Lartease Tiffith, the executive vice president for public policy at the Interactive Advertising Bureau, a trade group for online advertising firms, for example, said that recent enforcement actions target companies that explicitly misrepresented their data privacy policies by not telling customers they were sharing information about them with third parties.
“If you tell consumers, we’re not going to do X, and you do X, that’s a problem,” he said. “I don’t think it has anything to do with our industry.”
But some health care executives aren’t so sure. “This has been the reason that my CEO can’t sleep at night,” said a lawyer for a telehealth company whom POLITICO granted anonymity so as not to draw attention to their client.
Rudawski said risk-averse health care organizations are discontinuing advertising with major platforms like Google and Facebook until the new regulatory environment is clearer.
And Brett Meeks, executive director of the Health Innovation Alliance, which represents providers, insurers, and others on health technology matters, said that health systems want to follow the rules, but were not prepared for the abrupt policy changes. “It’s hard to follow rules that change with little notice,” he said.

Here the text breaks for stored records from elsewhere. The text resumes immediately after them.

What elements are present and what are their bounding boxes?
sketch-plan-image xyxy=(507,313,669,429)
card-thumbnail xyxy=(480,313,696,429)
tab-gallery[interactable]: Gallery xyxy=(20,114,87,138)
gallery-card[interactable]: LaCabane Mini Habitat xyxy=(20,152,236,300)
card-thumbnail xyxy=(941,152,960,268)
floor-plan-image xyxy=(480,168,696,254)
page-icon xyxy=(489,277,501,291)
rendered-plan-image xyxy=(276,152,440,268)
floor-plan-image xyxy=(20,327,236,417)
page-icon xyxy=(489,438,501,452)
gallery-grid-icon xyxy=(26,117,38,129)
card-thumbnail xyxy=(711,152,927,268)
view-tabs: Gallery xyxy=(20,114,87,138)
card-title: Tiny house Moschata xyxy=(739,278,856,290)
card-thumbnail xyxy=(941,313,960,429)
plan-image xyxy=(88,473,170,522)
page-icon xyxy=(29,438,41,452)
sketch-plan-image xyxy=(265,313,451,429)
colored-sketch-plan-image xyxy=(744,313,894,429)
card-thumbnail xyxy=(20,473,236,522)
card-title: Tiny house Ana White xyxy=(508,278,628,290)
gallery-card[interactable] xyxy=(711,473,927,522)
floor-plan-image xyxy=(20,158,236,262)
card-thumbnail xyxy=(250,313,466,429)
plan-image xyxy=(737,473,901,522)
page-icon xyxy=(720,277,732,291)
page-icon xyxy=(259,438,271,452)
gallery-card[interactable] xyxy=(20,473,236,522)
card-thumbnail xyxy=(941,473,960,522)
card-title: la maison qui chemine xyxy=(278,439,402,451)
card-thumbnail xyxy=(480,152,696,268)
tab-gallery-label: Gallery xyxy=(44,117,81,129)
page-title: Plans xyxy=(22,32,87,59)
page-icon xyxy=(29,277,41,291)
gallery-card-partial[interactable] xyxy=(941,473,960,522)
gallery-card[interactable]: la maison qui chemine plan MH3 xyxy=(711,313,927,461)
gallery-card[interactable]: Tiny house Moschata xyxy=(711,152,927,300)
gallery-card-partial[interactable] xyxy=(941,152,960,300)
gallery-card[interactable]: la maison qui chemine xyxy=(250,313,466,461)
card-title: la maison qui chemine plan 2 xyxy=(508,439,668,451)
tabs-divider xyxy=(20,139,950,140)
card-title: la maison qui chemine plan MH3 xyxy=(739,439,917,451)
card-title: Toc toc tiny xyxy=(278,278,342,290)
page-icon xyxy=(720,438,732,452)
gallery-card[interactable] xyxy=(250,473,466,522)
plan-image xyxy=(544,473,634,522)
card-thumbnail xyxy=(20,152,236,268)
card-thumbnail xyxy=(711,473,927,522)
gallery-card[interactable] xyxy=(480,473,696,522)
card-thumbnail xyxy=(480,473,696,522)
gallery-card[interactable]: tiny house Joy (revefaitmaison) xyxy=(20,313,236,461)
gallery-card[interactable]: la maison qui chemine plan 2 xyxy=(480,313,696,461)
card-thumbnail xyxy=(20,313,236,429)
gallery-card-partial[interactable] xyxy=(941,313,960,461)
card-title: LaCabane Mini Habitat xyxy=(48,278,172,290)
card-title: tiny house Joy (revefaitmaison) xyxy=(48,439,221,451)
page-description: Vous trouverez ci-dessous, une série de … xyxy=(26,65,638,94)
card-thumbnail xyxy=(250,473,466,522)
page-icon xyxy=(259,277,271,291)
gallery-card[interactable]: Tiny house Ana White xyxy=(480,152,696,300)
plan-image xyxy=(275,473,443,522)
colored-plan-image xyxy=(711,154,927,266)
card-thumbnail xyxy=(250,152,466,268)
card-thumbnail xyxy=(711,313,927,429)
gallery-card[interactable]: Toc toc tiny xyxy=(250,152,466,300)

Others may be trying to avoid the fines and remedies imposed on GoodRx and BetterHelp with preemptive action.
Online telehealth provider Cerebral, which is under federal investigation for allegedly overprescribing controlled substances and, reportedly, for violating privacy regulations, recently filed a data breach notification with HHS, citing its December guidance.
“Cerebral determined that it had disclosed certain information that may be regulated as protected health information under HIPAA to certain Third-Party Platforms and some Subcontractors without having obtained HIPAA-required assurances,” the firm said in the notice, which it also sent to 3.18 million patients and others who visited its website or used its app.
At the same time, the company told customers it hadn’t done anything unusual by tracking their clicks and sharing that information with other businesses, calling it standard practice “in many industries, including health systems, traditional brick and mortar providers, and other telehealth companies.”
In a statement, Cerebral said that the new HHS guidance marked a sea change for the health care industry because it said that “all data — including the submission of basic user contact information — gathered from a healthcare entity’s website or app should be treated as [protected health information]” under HIPAA.
A number of other health care organizations not previously known to be in regulators’ sights have also submitted breach reports this year, acknowledging that web trackers they’d employed had collected patient data. New York-Presbyterian Hospital, UC San Diego Health and alcohol recovery telehealth company Monument filed breach reports last month; Brooks Rehabilitation did so in January.
Still other firms are taking a wait-and-see approach, hoping for more guidance from both the FTC and HHS.
An executive at a telehealth company, who spoke on the condition of anonymity so as not to draw attention to his firm, said he doesn’t take issue with the FTC’s actions or the HHS guidance, but is concerned it could lead to more restrictive privacy guidance that directly interferes with standard advertising practices.
“That would suddenly create real challenges for companies to market their services, which if their company is doing something good in the world, you want their services marketed. So how do you balance?” he asked.